El triunfo del discurso punitivista

Frente a la oleada de críticas – políticas6 y mediáticas7 – que está recibiendo Igualdad por las rebajas penológicas que se están dando (44, por ahora), el Ministerio se ha dedicado a asegurar que los jueces que están reduciendo las penas son “machistas” (no dudamos de que, en la mayoría de los casos, así será, pues el patriarcado está presente en todas las facetas de la vida) y que su interpretación de la ley es errónea. Asimismo, el Ministerio ha defendido a ultranza la irretroactividad de la ley para rebajar las penas, situando la prisión en el centro de su proyecto legislativo. De esta manera, ha desaprovechado una oportunidad preciosa para defender su Ley como una forma de hacer pedagogía antipunitivista, reivindicar una reducción de las penas de prisión como una alternativa a la cárcel y abrir un muy necesario debate social sobre la función de la prisión en nuestro sistema8.

Se están legitimando penas más altas en nombre del feminismo, mientras se identifica la rebaja de penas con una “reacción machista”” denuncia Nuria Alabao en un artículo de CTXT titulado “La inquebrantable fe en la prisión del feminismo mainstream”. “Esto es lo que debería preocuparnos. Los discursos que se están reproduciendo estos días, y la propia reacción del Ministerio de Igualdad, reflejan que el marco punitivista está plenamente instalado en el feminismo mainstream. También revela la inquebrantable fe en la cárcel como solución a la violencia sexual y en el castigo como la mejor manera de proteger a las mujeres”.

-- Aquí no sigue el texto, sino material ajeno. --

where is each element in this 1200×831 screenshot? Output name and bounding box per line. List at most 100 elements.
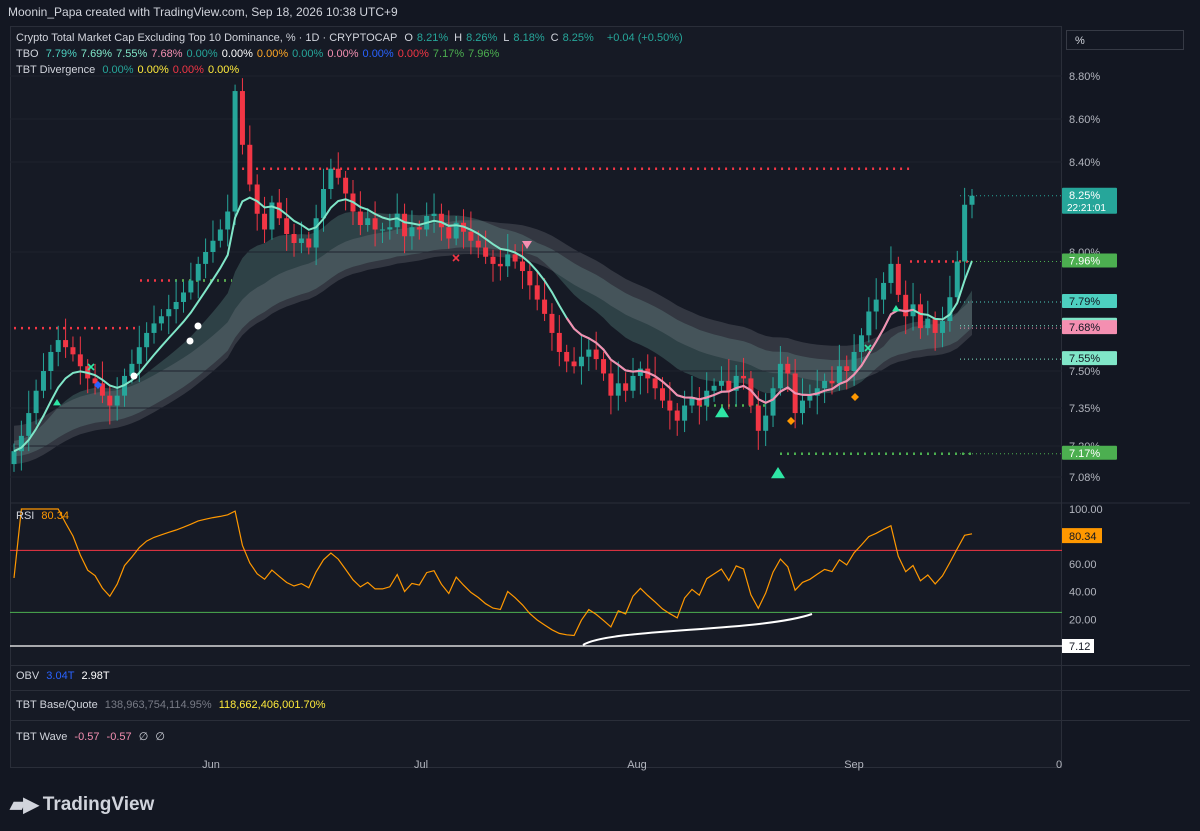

La reinvindicación de un feminismo antipunitivista

Un editorial del medio CTXT, titulado “El furor punitivista como medida de todas las cosas”, aboga por restar importancia a los casos en los que se han visto reducidas las penas de violadores. “Políticamente, carece de sentido poner el acento en estos casos. De una parte, porque la intención de la ley nunca fue la de aumentar las penas por delitos sexuales. España tiene uno de los códigos penales más duros en este terreno. Las penas que castigan estos delitos en nuestro país son más altas que las del resto de países de nuestro entorno. Pedir más dureza contra los violadores da votos, porque juega con los instintos primarios de una parte de la población. Sin embargo, como demuestran unánimemente todos los estudios criminológicos, no sirve para evitar los delitos. El ensañamiento con los criminales, además, tampoco implica en un Estado democrático mayor protección de las víctimas. Desde el feminismo de base tampoco se había pedido un aumento de penas, sino que se ponía el acento en la prevención y la educación, y en garantizar el derecho a una atención integral especializada y accesible para todas las mujeres, niñas y niños que hubieran sufrido violencias sexuales. La nueva ley contempla estas solicitudes, pero queda pendiente la aplicación”.

Efectivamente, el feminismo nunca ha reivindicado, al menos unitariamente, un endurecimiento de las penas. “Lo que ha ocurrido esta semana es violencia”, dice Marta Carramiñana en El Salto. “Hacer sensacionalismo de las agresiones sexuales es violencia. Revictimizar es violencia. Llamarnos desde algunos medios para arrinconarnos y que hablemos de penas, cuando nunca ha sido el foco de nuestras demandas, es violencia. […] ¿Por qué tenemos que hablar de penas, si las penas nunca han sido una prioridad dentro del feminismo autónomo?9.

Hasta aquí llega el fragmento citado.